La multitude d'êtres Féériques qui se trouvaient ici était assez incroyable, il n'en avait jamais vu autant réunis au même endroit. Cet endroit semblait être paisible pour les êtres magiques... Cela montrait bien qu'ils n'étaient pas les bienvenus dans ce joyeux monde, eux qui venaient de l'extérieur, surtout dû au fait qu'ils étaient humains.
Bien que cet étalement de bonheur contagieux réjouît le Héros, il n'était pas dupe, ce ne sont pas les feux d'artifices magiques et les banderoles de toutes les couleurs qui lui enlèveront l'idée que toute lumière crée sa propre ombre. Il a pu le voir sur l'Ile du Paradis lorsqu'il était sur sa piste sur l'archipel des terres enchaînées, bien que l'endroit soit un lieu paradisiaque, les sombres recoins de cette place finirent par émerger d'eux-mêmes, des bêtes démoniaques gigantesques d'une laideur effroyable, leur force de destruction était vraiment titanesque.
Trois semaines, trois longues semaines qui durèrent une éternité pour lui où il dût combattre ces étranges créatures qui en avaient après lui, se donnant au-delà de ses limites lui créant encore d'autres blessures sur le corps.
Était-ce encore un coup fourré de sa part ? Sûrement, vu la folie dont il pouvait faire preuve.
Cependant, à cet instant, il n'avait pas l'air d'être passé par là, cela ne changeait rien à ses préconceptions de la vie, les Hommes et les Féériques n'ont jamais montré une once de vertu dans ce monde en crise, et rien n'avait montré le contraire depuis qu'il était né.

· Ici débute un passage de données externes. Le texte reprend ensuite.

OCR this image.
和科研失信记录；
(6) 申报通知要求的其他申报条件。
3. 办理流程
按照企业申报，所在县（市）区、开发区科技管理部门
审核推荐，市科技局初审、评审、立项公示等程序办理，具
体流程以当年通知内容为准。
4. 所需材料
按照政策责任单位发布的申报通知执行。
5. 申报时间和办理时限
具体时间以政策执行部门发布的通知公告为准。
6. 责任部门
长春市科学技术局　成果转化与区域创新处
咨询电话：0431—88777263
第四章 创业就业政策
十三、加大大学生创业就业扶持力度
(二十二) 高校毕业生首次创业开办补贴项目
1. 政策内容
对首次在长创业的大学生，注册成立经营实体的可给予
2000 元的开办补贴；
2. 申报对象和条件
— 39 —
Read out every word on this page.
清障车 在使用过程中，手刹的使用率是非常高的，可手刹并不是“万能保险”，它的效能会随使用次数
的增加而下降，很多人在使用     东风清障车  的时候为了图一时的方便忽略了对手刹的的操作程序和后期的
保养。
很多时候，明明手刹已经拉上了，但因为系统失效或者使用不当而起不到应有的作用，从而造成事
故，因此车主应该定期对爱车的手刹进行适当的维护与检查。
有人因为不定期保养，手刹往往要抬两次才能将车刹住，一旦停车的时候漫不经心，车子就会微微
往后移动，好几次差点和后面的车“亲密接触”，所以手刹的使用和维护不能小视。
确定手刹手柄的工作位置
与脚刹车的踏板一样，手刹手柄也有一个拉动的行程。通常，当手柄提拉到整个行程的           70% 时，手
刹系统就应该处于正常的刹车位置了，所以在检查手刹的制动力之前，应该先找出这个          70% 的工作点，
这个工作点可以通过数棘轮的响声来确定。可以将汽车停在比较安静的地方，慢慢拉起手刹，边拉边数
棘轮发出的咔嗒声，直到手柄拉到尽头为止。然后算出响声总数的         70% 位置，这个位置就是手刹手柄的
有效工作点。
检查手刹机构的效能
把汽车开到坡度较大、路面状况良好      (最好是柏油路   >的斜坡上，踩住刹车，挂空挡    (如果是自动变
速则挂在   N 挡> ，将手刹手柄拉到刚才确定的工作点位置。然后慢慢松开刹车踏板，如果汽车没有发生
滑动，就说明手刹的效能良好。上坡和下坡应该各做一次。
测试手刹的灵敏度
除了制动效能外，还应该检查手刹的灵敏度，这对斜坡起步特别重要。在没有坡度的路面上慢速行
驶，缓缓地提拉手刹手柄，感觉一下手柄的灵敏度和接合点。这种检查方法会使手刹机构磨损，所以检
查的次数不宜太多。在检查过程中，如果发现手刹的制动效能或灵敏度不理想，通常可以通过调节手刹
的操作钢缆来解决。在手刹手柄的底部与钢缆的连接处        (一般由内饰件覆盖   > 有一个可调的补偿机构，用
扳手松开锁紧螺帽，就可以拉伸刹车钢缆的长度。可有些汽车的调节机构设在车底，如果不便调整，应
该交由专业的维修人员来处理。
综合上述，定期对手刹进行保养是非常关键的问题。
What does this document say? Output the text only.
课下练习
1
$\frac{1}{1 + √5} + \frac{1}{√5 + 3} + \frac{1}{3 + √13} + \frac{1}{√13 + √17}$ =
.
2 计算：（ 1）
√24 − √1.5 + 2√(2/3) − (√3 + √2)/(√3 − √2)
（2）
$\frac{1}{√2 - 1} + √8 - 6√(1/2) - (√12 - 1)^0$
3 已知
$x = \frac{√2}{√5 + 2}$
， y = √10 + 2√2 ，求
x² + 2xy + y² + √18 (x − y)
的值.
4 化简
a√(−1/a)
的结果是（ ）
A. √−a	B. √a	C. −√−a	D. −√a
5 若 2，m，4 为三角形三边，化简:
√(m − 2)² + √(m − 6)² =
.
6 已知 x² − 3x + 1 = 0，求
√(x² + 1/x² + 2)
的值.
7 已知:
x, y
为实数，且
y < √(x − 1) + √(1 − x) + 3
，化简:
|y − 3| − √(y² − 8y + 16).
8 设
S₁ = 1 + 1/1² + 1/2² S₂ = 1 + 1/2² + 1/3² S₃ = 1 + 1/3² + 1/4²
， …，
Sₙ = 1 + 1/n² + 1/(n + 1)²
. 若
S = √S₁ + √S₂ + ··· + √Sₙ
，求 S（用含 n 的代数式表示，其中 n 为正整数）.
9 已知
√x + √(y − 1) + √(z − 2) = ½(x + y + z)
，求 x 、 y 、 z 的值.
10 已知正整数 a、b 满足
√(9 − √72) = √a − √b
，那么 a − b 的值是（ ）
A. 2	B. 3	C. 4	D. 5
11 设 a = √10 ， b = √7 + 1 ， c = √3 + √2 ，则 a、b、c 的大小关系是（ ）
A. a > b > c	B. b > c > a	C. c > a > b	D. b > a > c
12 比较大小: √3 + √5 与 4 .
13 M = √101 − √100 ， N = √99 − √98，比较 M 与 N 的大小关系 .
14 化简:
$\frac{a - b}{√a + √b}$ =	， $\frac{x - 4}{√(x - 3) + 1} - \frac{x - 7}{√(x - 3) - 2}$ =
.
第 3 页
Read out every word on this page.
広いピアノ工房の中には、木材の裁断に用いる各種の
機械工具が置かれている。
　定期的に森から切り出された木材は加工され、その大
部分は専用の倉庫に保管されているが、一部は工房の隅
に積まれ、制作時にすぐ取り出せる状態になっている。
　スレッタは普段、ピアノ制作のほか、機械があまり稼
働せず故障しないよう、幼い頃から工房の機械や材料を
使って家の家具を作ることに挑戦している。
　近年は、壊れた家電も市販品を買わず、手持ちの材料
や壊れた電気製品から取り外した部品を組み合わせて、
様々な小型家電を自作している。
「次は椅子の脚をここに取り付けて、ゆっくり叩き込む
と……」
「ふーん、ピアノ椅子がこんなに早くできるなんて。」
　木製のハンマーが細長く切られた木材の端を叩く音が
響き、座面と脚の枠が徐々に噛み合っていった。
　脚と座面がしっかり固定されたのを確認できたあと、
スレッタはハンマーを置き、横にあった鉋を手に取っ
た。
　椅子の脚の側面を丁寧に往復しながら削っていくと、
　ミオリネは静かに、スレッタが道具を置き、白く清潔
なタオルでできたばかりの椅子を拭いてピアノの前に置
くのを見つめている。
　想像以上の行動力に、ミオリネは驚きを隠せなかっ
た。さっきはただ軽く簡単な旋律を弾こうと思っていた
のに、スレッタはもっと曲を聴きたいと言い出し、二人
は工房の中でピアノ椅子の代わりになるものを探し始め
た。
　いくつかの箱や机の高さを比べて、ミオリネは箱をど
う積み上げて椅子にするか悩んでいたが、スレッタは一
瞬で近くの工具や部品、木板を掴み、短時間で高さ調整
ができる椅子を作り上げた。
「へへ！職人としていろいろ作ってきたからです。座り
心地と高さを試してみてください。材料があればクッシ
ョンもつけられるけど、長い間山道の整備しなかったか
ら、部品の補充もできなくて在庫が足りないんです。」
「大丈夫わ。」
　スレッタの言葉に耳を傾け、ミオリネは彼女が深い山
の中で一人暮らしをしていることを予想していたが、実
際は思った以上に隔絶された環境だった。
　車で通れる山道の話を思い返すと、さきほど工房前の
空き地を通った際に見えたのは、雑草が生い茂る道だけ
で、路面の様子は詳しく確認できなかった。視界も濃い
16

Après tout, son crédo était : « Si c'était trop beau pour être vrai, c'est que cela l'est ! ».
Tandis qu'il était perdu dans ses pensées, tout en suivant le cortège de manière automatique, quelque chose vint perturber sa réflexion.
Il entendait quelque chose courir. Le bruit de pas de cet inconnu qui courait était étrange : il sonnait différemment de ceux des enfants qui couraient à côté des chars. Le Héros tentait de faire abstraction de la course de cet inconnu mais sa façon de courir tendait à montrer bien qu'il filait d'un pas décidé. Si ce n'était qu'un pickpocket, il n'avait pas à s'en mêler, ça ne le regardait pas. Beaucoup de voleurs profitaient des festivités pour grappiller quelques affaires à des personnes étourdies. Rien d'anormal, même dans ce lieu utopique pour les Féériques.
Pourtant, son instinct lui indiquait bien que l'homme qui courait n'était pas un simple détrousseur, sa démarche était bien trop différente, trop ferme... il entendit un choc provenant de l'un des chars comme si quelque chose l'avait heurté, le Héros n'imaginait pas que l'un des habitants ait l'idée de lancer un caillou sur l'un des chars. Les bruits de pas changèrent de sons, cela faisait un bruit qui était différent de celui du sol et surtout de direction.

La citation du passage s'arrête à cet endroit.